L’atmosphère étouffe peu à peu Jeff,
qui sait bien qu’il ne peut échapper à son passé, tourner la page et commencer
réellement une autre vie. Et s’il a pleinement conscience du piège qui lui est
tendu, il ne cherche pas à y échapper, sentant, confusément, irrépressiblement,
la fin tragique.
Comme toujours, Tourneur reste très
sobre, son noir et blanc envahit l’image, il distille une atmosphère plus qu’il
ne montre franchement les choses.
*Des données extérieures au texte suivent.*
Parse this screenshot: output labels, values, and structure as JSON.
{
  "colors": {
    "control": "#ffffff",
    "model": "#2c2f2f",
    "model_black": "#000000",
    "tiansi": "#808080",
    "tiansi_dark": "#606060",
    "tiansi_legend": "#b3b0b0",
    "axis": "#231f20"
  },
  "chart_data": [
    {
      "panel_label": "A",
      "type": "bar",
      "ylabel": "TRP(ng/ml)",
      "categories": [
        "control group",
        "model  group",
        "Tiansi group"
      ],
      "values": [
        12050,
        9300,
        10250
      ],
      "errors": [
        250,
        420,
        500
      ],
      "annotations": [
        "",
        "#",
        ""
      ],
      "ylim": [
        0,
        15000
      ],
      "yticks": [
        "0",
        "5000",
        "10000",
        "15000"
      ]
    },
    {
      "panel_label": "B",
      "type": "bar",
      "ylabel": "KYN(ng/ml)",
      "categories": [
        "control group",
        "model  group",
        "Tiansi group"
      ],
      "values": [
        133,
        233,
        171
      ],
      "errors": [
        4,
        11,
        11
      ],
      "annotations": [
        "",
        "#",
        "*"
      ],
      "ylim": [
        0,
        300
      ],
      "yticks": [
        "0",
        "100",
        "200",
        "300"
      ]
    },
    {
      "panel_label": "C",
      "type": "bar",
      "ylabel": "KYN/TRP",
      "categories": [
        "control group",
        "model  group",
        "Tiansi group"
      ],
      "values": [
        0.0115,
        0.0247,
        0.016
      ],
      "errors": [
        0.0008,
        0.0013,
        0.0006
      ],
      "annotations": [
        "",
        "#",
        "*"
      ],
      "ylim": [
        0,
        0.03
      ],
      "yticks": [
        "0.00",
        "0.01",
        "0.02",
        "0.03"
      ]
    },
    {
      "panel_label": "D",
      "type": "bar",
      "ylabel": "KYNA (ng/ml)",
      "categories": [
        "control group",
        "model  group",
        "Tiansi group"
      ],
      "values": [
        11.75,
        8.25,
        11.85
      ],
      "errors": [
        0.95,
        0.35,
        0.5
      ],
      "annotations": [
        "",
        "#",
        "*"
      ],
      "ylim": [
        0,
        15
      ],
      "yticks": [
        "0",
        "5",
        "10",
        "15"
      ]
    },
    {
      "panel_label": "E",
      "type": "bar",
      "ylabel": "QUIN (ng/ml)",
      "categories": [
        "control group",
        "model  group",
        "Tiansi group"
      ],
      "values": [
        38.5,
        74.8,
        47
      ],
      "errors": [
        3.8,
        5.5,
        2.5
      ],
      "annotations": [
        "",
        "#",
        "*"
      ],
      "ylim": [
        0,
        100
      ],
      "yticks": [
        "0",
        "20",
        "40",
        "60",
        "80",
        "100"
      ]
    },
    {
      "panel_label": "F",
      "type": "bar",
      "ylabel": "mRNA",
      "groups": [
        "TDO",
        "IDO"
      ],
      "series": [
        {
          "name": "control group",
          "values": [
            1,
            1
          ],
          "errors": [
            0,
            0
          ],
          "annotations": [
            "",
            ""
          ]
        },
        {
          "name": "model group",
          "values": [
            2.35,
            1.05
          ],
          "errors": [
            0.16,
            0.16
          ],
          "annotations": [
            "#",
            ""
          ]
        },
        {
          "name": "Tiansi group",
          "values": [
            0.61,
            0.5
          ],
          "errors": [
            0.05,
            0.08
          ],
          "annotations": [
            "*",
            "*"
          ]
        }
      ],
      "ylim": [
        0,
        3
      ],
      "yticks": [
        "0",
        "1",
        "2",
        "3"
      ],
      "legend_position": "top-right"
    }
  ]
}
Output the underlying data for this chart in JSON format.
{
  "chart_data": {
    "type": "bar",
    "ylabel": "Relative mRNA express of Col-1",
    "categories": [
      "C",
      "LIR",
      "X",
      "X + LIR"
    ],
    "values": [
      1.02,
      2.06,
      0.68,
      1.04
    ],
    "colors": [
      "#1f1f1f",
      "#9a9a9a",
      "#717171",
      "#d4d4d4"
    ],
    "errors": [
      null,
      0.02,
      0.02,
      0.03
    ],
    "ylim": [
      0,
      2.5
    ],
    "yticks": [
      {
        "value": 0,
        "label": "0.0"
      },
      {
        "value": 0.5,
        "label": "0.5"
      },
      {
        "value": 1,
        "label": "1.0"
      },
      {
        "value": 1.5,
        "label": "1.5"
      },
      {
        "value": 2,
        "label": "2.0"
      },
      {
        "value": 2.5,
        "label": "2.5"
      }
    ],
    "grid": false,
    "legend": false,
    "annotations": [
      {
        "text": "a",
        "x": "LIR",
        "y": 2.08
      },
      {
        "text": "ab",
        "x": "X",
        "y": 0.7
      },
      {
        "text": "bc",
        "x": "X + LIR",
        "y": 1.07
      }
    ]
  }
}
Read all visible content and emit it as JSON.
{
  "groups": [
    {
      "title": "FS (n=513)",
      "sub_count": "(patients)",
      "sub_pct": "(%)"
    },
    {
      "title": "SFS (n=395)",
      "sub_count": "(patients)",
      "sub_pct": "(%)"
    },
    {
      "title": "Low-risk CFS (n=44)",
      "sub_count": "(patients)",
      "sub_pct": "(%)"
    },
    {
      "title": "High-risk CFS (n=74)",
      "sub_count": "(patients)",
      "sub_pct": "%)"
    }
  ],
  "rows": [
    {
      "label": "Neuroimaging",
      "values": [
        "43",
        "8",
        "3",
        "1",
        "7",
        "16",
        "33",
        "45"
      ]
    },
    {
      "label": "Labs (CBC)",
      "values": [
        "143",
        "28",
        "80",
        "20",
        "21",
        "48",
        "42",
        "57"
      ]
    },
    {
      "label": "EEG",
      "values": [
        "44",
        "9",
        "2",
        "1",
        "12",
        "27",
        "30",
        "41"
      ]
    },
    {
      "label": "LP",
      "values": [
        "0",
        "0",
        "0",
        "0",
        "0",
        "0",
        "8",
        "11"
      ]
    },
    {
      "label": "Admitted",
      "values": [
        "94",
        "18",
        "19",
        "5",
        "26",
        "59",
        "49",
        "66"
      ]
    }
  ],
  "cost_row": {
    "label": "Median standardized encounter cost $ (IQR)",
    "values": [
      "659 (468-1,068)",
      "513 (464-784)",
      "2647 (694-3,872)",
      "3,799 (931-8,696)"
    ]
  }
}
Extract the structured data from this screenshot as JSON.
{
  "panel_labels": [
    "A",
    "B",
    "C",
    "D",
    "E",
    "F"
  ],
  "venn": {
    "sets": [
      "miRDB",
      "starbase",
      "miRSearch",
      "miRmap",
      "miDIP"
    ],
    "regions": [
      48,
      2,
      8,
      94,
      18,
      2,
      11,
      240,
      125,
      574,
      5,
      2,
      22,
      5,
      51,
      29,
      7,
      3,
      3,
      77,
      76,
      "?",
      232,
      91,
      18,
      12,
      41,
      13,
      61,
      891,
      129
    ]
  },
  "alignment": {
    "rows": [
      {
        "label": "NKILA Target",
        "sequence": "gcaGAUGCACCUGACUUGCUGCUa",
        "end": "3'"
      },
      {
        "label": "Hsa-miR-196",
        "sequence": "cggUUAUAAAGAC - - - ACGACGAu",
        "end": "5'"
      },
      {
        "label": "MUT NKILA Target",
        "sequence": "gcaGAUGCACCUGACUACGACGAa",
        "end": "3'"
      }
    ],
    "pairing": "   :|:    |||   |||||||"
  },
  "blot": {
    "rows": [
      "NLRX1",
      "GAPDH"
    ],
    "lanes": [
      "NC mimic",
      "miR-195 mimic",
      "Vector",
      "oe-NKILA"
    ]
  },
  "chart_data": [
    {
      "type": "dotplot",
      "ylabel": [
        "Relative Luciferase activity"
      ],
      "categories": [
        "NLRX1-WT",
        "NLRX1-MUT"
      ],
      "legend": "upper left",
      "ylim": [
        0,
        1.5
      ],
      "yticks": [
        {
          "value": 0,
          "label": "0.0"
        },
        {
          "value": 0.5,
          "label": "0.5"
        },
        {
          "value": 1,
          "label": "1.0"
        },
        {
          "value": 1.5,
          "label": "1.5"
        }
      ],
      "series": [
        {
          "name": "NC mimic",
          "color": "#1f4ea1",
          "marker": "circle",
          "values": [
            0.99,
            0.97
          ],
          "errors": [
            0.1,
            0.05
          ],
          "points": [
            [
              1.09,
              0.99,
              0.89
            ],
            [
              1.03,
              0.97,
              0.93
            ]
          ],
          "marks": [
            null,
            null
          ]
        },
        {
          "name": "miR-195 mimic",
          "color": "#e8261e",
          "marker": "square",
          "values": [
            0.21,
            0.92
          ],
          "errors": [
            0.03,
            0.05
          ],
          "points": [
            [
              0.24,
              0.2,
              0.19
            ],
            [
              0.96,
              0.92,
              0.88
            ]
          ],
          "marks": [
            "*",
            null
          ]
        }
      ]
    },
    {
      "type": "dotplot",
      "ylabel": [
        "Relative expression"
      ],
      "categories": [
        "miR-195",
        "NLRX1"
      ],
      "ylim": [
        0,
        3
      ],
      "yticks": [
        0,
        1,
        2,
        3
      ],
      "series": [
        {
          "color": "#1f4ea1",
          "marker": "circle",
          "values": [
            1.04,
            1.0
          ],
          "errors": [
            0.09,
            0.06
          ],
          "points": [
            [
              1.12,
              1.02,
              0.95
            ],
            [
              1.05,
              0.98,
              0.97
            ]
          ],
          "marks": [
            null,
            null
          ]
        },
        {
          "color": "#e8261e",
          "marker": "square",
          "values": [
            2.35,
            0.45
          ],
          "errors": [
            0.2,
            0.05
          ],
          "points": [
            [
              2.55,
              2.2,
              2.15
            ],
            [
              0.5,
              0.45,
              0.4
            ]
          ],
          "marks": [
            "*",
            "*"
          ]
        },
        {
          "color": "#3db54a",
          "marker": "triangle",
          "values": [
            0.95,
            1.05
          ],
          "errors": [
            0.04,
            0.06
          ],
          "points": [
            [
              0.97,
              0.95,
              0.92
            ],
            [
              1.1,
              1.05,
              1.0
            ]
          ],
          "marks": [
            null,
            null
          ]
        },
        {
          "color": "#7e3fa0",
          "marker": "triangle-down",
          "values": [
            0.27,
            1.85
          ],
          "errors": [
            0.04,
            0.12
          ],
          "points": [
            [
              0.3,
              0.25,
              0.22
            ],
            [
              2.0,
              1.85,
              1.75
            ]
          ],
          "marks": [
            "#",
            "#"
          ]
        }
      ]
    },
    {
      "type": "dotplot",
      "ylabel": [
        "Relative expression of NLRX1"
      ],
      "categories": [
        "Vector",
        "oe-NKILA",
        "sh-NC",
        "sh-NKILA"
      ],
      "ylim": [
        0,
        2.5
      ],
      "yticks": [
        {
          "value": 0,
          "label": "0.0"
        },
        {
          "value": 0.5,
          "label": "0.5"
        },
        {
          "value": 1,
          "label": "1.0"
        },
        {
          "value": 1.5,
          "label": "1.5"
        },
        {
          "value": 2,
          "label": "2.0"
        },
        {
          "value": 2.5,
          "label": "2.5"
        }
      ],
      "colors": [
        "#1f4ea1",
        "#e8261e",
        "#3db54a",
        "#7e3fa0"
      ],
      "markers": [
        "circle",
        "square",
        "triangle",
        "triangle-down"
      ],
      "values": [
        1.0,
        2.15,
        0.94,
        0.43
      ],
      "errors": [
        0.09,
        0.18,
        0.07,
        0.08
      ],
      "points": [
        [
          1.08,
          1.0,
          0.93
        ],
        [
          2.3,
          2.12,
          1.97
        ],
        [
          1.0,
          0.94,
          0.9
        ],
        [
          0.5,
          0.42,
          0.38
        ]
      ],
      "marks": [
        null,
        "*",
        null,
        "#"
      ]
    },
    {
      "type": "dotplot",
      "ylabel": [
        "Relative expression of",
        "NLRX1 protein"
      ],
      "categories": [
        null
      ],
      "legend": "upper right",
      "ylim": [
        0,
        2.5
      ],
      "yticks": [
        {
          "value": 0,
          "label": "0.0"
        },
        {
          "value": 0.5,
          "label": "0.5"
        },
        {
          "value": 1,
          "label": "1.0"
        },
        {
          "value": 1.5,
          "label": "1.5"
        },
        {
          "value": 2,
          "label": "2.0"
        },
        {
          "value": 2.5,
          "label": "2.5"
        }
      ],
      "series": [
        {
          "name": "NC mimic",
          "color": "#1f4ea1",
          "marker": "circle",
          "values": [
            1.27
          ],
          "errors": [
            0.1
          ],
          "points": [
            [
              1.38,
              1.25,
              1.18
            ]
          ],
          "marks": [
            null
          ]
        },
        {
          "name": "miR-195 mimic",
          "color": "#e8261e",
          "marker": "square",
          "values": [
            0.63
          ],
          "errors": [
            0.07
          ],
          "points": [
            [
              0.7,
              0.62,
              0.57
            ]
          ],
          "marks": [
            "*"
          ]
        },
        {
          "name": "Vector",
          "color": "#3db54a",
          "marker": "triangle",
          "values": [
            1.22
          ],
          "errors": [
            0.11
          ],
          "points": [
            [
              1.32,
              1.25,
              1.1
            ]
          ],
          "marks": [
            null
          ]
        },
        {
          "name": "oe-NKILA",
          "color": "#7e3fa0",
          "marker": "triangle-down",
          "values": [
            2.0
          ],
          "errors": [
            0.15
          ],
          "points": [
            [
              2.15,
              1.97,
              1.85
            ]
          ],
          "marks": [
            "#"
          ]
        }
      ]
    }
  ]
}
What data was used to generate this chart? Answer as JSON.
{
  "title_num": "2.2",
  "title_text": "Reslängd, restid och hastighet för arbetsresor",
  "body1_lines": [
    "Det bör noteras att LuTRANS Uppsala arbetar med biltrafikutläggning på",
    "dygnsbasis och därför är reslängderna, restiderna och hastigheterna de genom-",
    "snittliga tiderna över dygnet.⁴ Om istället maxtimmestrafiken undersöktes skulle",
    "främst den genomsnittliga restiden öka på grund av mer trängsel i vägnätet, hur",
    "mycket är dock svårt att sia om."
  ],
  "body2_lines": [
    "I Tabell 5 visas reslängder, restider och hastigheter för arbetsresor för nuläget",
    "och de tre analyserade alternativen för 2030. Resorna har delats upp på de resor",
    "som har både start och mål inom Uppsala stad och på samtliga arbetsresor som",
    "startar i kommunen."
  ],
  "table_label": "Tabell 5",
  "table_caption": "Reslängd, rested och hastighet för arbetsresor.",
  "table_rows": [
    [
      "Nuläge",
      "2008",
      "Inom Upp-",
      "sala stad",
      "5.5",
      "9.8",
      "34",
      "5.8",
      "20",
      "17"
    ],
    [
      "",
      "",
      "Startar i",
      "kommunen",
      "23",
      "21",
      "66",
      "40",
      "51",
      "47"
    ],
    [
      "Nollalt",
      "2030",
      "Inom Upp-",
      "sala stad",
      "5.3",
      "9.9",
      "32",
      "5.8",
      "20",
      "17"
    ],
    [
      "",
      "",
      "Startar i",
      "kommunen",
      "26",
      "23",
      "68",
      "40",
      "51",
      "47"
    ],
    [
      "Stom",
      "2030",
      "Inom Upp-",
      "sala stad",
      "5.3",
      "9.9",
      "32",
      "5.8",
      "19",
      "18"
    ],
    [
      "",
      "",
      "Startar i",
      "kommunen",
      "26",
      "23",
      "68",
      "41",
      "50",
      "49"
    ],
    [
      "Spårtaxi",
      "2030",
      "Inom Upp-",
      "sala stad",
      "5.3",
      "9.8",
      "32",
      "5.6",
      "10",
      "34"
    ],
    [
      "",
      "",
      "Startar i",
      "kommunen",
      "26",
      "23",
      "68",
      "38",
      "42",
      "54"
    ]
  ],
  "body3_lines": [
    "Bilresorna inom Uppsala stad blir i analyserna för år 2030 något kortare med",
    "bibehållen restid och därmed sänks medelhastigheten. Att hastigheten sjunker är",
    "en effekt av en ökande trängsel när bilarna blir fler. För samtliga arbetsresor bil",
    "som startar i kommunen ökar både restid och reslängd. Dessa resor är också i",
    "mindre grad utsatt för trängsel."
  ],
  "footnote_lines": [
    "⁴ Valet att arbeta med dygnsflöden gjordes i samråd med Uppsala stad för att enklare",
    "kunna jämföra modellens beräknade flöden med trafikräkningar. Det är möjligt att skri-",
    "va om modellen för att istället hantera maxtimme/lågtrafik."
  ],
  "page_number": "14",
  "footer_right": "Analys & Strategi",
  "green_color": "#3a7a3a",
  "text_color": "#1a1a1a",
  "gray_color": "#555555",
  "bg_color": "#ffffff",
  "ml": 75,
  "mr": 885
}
Et, malgré cette tension pesant sur les épaules de Jeff,
malgré les rires inquiétants de Whit Stelring (Kirk Douglas), malgré cette
sensation d’inéluctabilité sinistre, il ressort de ce film une pureté directe et
parfaite.
L’interprétation
est hors de pair : le flegme naturel de Robert Mitchum est au cœur du fatalisme
qui imprègne le film. Son jeu laconique s’oppose parfaitement à celui, beaucoup
plus expressionniste, de Kirk Douglas, terriblement inquiétant derrière son
apparente jovialité. Et Jane Greer est une femme fatale parfaite, extraordinaire
incarnation de ce personnage type – et légendaire – du cinéma hollywoodien.